09/23/2025 | Press release | Distributed by Public on 09/23/2025 09:03
For example, most Teams calls tend to start on the hour or the half-hour. The call controller gets very busy about five minutes before to three minutes after those times and isn't very busy the rest of the time. There are two ways to handle peaks in demand - install a lot of expensive extra capacity that isn't used most of the time or run the servers harder, which is called overclocking. Because overclocking makes chips even hotter, it can't be done too much or it can damage chips.
"Whenever we have spiky workloads, we want to be able to overclock. Microfluidics would allow us to overclock without worrying about melting the chip down because it's a more efficient cooler of the chip," Kleewein said. "There are advantages in cost and reliability. And speed, because we can overclock."
How cooling fits into the bigger picture
Microfluidics is part of a bigger Microsoft initiative to advance next-generation cooling techniques and optimize every part of the cloud stack. Traditionally, datacenters have been cooled with air blown by large fans, but liquids conduct heat much more efficiently than air does.

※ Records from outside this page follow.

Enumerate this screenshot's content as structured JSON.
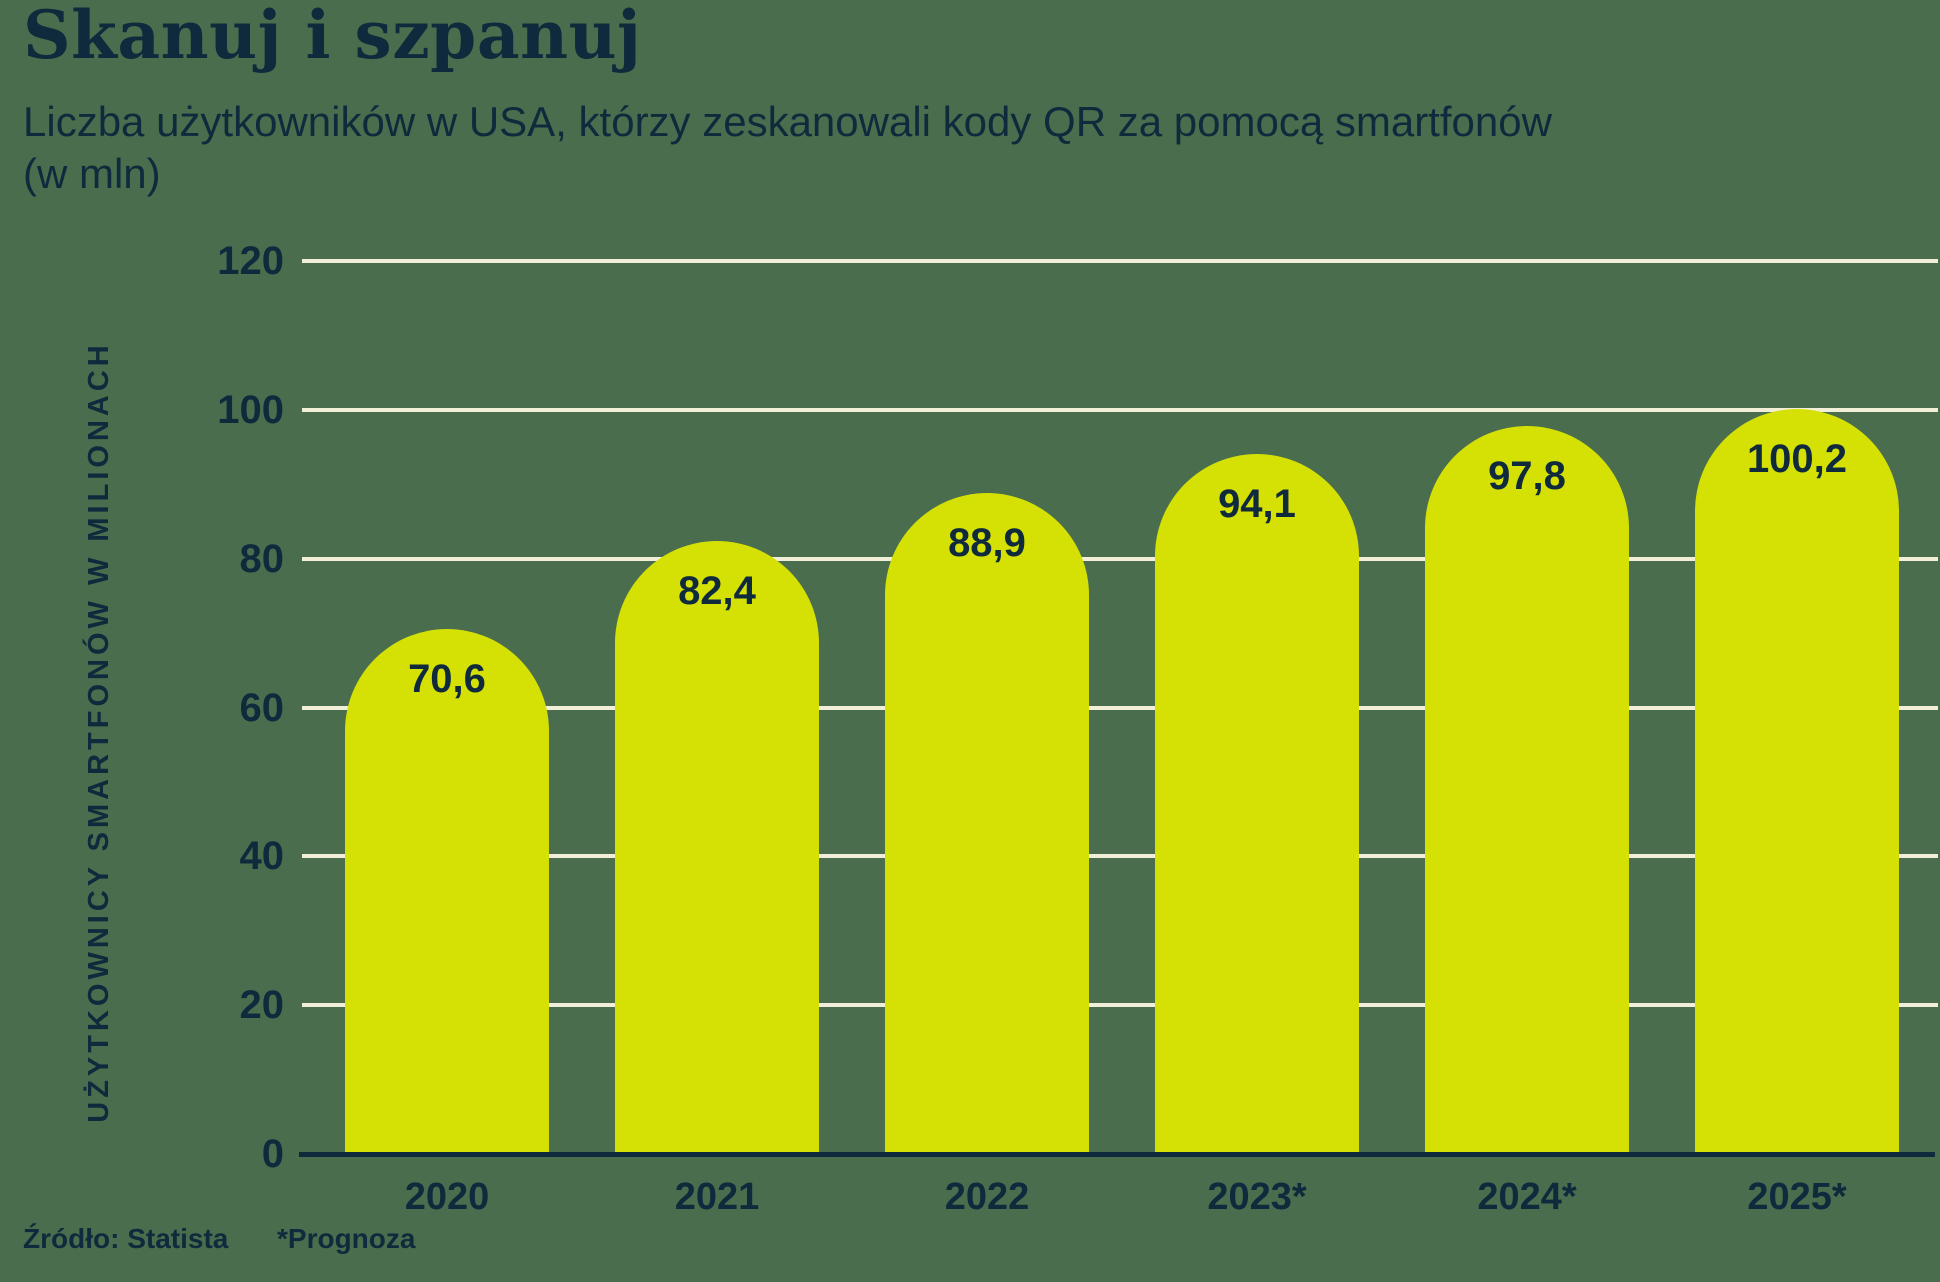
{
  "header": {
    "title": "Skanuj i szpanuj",
    "subtitle_line1": "Liczba użytkowników w USA, którzy zeskanowali kody QR za pomocą smartfonów",
    "subtitle_line2": "(w mln)"
  },
  "chart_data": {
    "type": "bar",
    "title": "Skanuj i szpanuj",
    "subtitle": "Liczba użytkowników w USA, którzy zeskanowali kody QR za pomocą smartfonów (w mln)",
    "categories": [
      "2020",
      "2021",
      "2022",
      "2023*",
      "2024*",
      "2025*"
    ],
    "values": [
      70.6,
      82.4,
      88.9,
      94.1,
      97.8,
      100.2
    ],
    "value_labels": [
      "70,6",
      "82,4",
      "88,9",
      "94,1",
      "97,8",
      "100,2"
    ],
    "xlabel": "",
    "ylabel": "UŻYTKOWNICY SMARTFONÓW W MILIONACH",
    "ylim": [
      0,
      120
    ],
    "y_ticks": [
      0,
      20,
      40,
      60,
      80,
      100,
      120
    ],
    "grid": true,
    "legend": "none",
    "colors": {
      "background": "#4a6e4d",
      "bar": "#d5e005",
      "gridline": "#f2efd9",
      "text": "#0f2a3c"
    }
  },
  "footer": {
    "source": "Źródło: Statista",
    "note": "*Prognoza"
  }
}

One form of liquid cooling Microsoft has already deployed in its datacenters is cold plates. The plates sit on top of the chips, with cold liquid coming in, circulating through channels inside the plates to pick up heat from the chips below, and hot liquid going out to be cooled down.
Chips are packaged with layers of materials to help spread their heat away from hot spots and to protect them. But these materials also act like blankets, limiting the performance of cold plates by holding in heat and keeping out the cold. Future generations of chips that work well for AI are expected to be even more powerful - and to get too hot to be cooled by cold plates.
Cooling chips directly through microfluidic channels is far more efficient - not just for taking away heat but also for running the overall system. With all those layers of insulation removed and coolant directly touching the hot silicon, the coolant doesn't need to be anywhere near as cold in order to do its job. That would save energy that won't be needed to chill the coolant, while doing a better job than current cold plates. Microfluidics technology also enables higher-quality waste heat use.
Microsoft also aims to optimize datacenter operations through software and other approaches. "If microfluidic cooling can use less power to cool the datacenters, that will put less stress on energy grids to nearby communities," said Ricardo Bianchini, Microsoft technical fellow and corporate vice president for Azure specializing in compute efficiency.
Heat also puts limits on datacenter design. One benefit of a datacenter for computing is that servers are physically close together. Distance slows communication between servers - something called latency. But today's servers can be packed together only so tightly before heat becomes a problem. Microfluidics would allow datacenters to increase the density of servers. That means datacenters could potentially increase compute without requiring additional buildings.
The future of chip innovation
Microfluidics also has the potential to open the door to completely new chip architectures, such as 3D chips. Just as putting servers close together reduces latency, stacking chips reduces it even more. This kind of 3D architecture is challenging to build because of the heat it generates.
However, microfluidics brings coolant extremely close to where power is consumed so "we might flow liquid through the chip," as would be the case with 3D designs, Bianchini said. That would involve a different microfluidics design using cylindrical pins between the stacked chips, a bit like pillars in a multilevel parking garage, with fluid flowing around them.
"Anytime we can do things more efficiently and simplify this opens up the opportunity for new innovation where we could look at new chip architectures," Priest said.
Removing the limit set by heat could also allow for more chips in a datacenter rack or more cores on a chip, which would improve speed and allow for smaller but more powerful datacenters.
By demonstrating how new cooling techniques such as microfluidics can be made to work, Microsoft hopes to help pave the way for more efficient and sustainable next-generation chips across the industry, the company said.
"We want microfluidics to become something everybody does, not just something we do," Kleewein said. "The more people that adopt it the better, the faster the technology is going to develop, the better it's going to be for us, for our customers, for everybody."